The mechanism of action in the reduction of essential tremor is not known. The action is hypothesized to be mediated primarily by peripheral beta2 adrenoreceptors, but some evidence indicates that beta1-receptor antagonists such as metoprolol also have some efficacy. Peripheral beta2 adrenoreceptors are located in the extrafusal muscle fibers and on the intrafusal fibers of the muscle spindles.
Clinical Context: Primidone is metabolized to phenobarbital and PEMA. It has tremor-suppressing activity independent of plasma concentrations of phenobarbital and is thought to be superior to phenobarbital. PEMA is not tremorolytic. Primidone is believed to have an independent mechanism for its effect on tremor.
It is strongly recommended that treatment with primidone be initiated with low doses because adverse effects at initiation of treatment are common. Start with one quarter or one half of a 50-mg tablet at bedtime and increase the dose slowly every week. Alternatively, introduce primidone using a 250 mg/5 mL suspension. Start with 1 drop at bedtime and increase the dose by 1 drop each night for 20 nights. Then convert the patient to a 50-mg tablet and increase the dose slowly every week.
For patients who initially respond to primidone but later develop a tolerance to it, increasing the dose to as high as 1000 mg/day in an effort to regain benefit is advisable.
Clinical Context: Topiramate's mechanism of action is unknown, but the blockage of voltage-dependent sodium channels and the augmentation of GABA are thought to play a role. Topiramate is not extensively metabolized and is excreted unchanged in the urine.
Primidone and, to a lesser extent, phenobarbital have demonstrated tremor-suppressing effects. Their mechanism of action is unknown, but it presumably involves the CNS.

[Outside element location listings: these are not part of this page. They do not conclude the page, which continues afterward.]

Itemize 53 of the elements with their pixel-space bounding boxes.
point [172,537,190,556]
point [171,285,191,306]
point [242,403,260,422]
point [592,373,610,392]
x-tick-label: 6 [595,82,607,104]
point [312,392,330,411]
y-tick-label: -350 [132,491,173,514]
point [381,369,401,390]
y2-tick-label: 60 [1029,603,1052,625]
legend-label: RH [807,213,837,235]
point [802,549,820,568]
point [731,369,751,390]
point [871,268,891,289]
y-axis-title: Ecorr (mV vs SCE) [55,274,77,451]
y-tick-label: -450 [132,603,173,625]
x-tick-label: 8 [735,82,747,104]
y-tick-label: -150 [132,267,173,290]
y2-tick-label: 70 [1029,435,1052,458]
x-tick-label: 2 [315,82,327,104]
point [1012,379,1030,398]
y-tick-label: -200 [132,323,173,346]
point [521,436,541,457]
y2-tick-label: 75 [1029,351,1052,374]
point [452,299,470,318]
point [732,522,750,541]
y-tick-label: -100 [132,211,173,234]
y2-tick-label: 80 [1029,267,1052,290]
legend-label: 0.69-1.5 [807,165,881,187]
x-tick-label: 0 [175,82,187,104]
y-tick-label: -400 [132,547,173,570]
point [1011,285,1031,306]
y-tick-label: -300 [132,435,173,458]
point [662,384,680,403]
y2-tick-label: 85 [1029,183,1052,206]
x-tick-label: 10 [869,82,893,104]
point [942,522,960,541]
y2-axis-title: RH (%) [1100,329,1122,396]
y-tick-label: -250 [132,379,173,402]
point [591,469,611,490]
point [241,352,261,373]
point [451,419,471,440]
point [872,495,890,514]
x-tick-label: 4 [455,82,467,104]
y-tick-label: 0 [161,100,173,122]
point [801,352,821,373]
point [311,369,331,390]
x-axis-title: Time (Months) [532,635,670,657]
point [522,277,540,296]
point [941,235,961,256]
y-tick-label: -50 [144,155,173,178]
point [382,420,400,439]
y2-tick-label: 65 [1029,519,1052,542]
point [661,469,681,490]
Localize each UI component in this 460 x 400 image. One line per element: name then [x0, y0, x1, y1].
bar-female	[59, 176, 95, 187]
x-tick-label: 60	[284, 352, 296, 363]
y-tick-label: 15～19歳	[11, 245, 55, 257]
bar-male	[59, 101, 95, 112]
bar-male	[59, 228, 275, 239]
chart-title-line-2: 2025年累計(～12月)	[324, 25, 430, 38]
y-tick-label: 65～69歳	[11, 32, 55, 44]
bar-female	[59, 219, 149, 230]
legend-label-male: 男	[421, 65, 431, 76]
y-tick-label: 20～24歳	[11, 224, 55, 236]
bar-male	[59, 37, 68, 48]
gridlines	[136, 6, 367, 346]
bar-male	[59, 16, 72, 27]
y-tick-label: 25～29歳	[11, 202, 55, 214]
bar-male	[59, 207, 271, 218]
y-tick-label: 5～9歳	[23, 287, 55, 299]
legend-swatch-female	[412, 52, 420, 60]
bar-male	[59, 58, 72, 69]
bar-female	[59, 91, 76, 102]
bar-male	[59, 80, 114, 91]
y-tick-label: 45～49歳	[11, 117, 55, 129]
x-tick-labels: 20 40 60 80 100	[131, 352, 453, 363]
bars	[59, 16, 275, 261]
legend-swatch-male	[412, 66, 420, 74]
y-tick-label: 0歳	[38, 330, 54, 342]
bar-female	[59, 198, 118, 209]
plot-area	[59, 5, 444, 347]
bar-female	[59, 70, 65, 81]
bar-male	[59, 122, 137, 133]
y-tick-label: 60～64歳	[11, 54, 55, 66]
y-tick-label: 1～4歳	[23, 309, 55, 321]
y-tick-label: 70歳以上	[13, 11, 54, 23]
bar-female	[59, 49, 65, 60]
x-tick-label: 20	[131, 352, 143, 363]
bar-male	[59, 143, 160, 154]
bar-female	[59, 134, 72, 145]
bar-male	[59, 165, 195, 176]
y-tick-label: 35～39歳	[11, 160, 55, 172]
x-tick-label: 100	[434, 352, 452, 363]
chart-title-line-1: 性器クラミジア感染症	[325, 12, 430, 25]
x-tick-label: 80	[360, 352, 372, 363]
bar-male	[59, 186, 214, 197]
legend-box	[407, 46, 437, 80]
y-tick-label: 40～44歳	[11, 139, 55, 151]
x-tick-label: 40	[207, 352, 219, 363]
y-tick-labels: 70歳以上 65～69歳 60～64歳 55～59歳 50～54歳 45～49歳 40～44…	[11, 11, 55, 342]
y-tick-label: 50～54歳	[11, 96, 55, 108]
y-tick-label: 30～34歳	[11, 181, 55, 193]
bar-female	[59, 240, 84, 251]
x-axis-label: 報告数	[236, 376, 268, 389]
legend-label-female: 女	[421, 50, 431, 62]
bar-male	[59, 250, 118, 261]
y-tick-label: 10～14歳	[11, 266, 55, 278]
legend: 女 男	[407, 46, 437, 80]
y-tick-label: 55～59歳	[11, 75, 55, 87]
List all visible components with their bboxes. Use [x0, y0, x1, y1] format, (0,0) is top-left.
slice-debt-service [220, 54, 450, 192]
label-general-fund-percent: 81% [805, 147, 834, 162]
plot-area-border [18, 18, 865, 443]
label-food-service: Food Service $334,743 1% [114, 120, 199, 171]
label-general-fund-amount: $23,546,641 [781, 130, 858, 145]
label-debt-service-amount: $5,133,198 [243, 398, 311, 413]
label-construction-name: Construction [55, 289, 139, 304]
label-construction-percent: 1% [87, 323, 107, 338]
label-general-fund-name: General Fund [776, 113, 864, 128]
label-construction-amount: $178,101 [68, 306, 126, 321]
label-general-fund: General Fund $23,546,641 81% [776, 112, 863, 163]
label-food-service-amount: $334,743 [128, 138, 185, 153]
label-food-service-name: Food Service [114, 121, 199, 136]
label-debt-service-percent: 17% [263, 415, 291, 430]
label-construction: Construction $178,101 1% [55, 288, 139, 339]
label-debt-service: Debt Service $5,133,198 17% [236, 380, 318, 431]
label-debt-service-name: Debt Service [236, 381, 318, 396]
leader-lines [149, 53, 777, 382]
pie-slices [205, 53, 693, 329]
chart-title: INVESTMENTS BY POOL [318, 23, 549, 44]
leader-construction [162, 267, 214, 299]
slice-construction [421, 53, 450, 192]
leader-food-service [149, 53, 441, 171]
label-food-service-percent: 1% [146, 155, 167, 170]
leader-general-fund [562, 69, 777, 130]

Clinical Context: Clozapine's mechanism of effect in essential tremor is unknown. The long-term effects of clozapine in essential tremor have not been studied. The drug may be tried before resorting to surgery when other methods have failed. Clozapine is weakly antidopaminergic, antiadrenergic (alpha1 and alpha2 receptors), anticholinergic, antihistaminergic (H1, H3), and antiserotonergic (5-HT1c, 5-HT2, 5-HT3).
In a randomized, double-blind, crossover study of 15 patients who had definite or probable essential tremor and poor response to propranolol or primidone, 13 showed greater than 50% improvement of upper extremity tremor with 12.5 mg of clozapine.
Clinical Context: Mirtazapine is a potent 5-HT2, 5-HT3, and H1 antagonist. It is a moderate peripheral alpha1-adrenergic antagonist and a moderate antagonist of muscarinic receptors. The drug's half-life is 20-40 hours.
In a case series report, 4 patients (3 with Parkinson disease and 1 with essential tremor) who responded initially to propranolol had improvement of tremor with mirtazapine.